Por otra parte, los repugnante casos de abusos sexuales a menores, obra de indecentes, indignos y criminales curas, traidores a  Cristo, han sido lo suficientemente sacado de quicio y manipulados, con la inexcusable ayuda de la torpeza y mediocridad de muchos altos cargos eclesiales, como para que el pilar de la educación en valores cristianos sea cuestionado. Lo que se pretende es poner en estado de sospecha a todo religioso para que los padres no lleven a sus hijos a los colegios confesionales, romper el lazo que aun mantienen millones de españoles con el catolicismo a través de su obra educativa. Una gran ayuda, la de los casos de pederastia, para acabar con el prestigio de los centros de enseñanza religiosos de cara a padres que sin practicar, incluso sin creer del todo, piensan que son los más adecuados para sus hijos.

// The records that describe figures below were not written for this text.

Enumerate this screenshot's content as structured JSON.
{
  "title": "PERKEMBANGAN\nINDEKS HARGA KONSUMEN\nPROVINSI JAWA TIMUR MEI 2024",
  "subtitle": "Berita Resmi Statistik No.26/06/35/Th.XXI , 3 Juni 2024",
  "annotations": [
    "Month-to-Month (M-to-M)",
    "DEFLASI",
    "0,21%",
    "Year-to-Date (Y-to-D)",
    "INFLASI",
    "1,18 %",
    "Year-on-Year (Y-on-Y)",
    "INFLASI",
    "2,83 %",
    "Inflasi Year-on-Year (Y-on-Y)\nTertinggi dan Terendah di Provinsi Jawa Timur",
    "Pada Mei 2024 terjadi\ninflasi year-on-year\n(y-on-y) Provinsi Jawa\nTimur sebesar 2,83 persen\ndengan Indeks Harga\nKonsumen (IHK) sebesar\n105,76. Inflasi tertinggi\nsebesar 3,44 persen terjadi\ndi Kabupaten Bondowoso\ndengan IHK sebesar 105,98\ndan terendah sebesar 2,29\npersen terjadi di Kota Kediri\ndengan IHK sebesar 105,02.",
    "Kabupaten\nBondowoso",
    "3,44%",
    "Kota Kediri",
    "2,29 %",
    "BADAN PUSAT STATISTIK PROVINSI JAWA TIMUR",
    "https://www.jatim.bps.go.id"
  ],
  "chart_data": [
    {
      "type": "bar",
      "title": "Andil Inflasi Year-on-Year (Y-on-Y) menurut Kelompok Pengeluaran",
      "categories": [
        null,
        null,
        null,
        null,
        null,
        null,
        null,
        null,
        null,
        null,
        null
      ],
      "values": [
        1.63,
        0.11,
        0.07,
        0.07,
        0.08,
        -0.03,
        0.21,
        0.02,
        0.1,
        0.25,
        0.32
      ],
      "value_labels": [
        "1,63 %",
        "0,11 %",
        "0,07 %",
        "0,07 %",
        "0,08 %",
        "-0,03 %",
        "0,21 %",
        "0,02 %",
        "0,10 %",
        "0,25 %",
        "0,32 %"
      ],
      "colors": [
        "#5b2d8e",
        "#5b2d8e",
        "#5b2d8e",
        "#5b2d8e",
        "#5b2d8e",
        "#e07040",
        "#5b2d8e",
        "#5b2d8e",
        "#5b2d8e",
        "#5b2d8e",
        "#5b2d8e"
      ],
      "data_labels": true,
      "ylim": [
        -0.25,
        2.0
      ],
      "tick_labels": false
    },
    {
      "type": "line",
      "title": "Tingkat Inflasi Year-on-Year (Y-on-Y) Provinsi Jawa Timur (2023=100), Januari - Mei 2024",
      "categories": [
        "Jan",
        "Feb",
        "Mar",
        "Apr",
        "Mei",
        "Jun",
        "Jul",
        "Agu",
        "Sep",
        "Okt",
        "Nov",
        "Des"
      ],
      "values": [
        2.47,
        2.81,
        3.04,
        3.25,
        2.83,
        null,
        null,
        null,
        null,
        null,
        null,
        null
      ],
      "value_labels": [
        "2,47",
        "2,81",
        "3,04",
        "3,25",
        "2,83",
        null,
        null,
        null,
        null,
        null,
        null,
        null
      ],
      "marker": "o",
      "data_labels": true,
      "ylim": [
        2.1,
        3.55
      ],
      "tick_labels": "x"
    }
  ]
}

Fe, modelo de sociedad e identidad
La Iglesia no puede imponer nada porque, por encima de todo, predica la Fe y esta es una cuestión personal, que se tiene o no. Aunque también uno puede decir aquello de “Dios sí, Iglesia no.”, o abjurar de todo lo que le han enseñado en el colegio, familia y entorno (que hayan enseñado ya es mucho suponer), decir que la Biblia y Jesús son un cuento, y chotearse de las apariciones marianas a la vez que se lanza en manos de la última filosofía oriental de moda, sustituyendo la peregrinación a Montserrat por la chupada de cola en un pabellón municipal para darse un abrazo con una mediática india. Ya lo decía Chesterton: “Quien deja de creer en Dios, puede acabar creyéndose cualquier cosa.” Pero el catolicismo además de Fe, es una propuesta ética y social ante la vida que tiene todo el derecho a ser predicada y defendida. Por ello la Iglesia Católica puede y debe ser un importante actor social que diga lo que considera oportuno ante cualquier tema social, moral y vital de importancia para el hombre. El progresismo y el laicismo pueden rascarse todo lo que quieran cuando les piquen las palabras del obispo x o del Santo Padre. Aquí los sindicatos, la coordinadora gay-lesbiana o la Academia del Cine pueden opinar e intentar influir (por no decir, influir y conseguir la aprobación de leyes literalmente dictadas por ellos), pero parece ser que la Iglesia, al representar una religión, debe mantenerse al margen, de nuevo en las catacumbas. Los católicos no deben caer en esa trampa que intenta relegar el hecho religioso a casa,  porque como se está diciendo, una cosa es la Fe que es personal y no se puede imponer, y la otra es la apuesta por una serie de valores buenos para el hombre, que tienen todo el sentido de ser difundidos y llegar a inspirar al poder político cuando así lo estima un pueblo convencido de cual es el bien común.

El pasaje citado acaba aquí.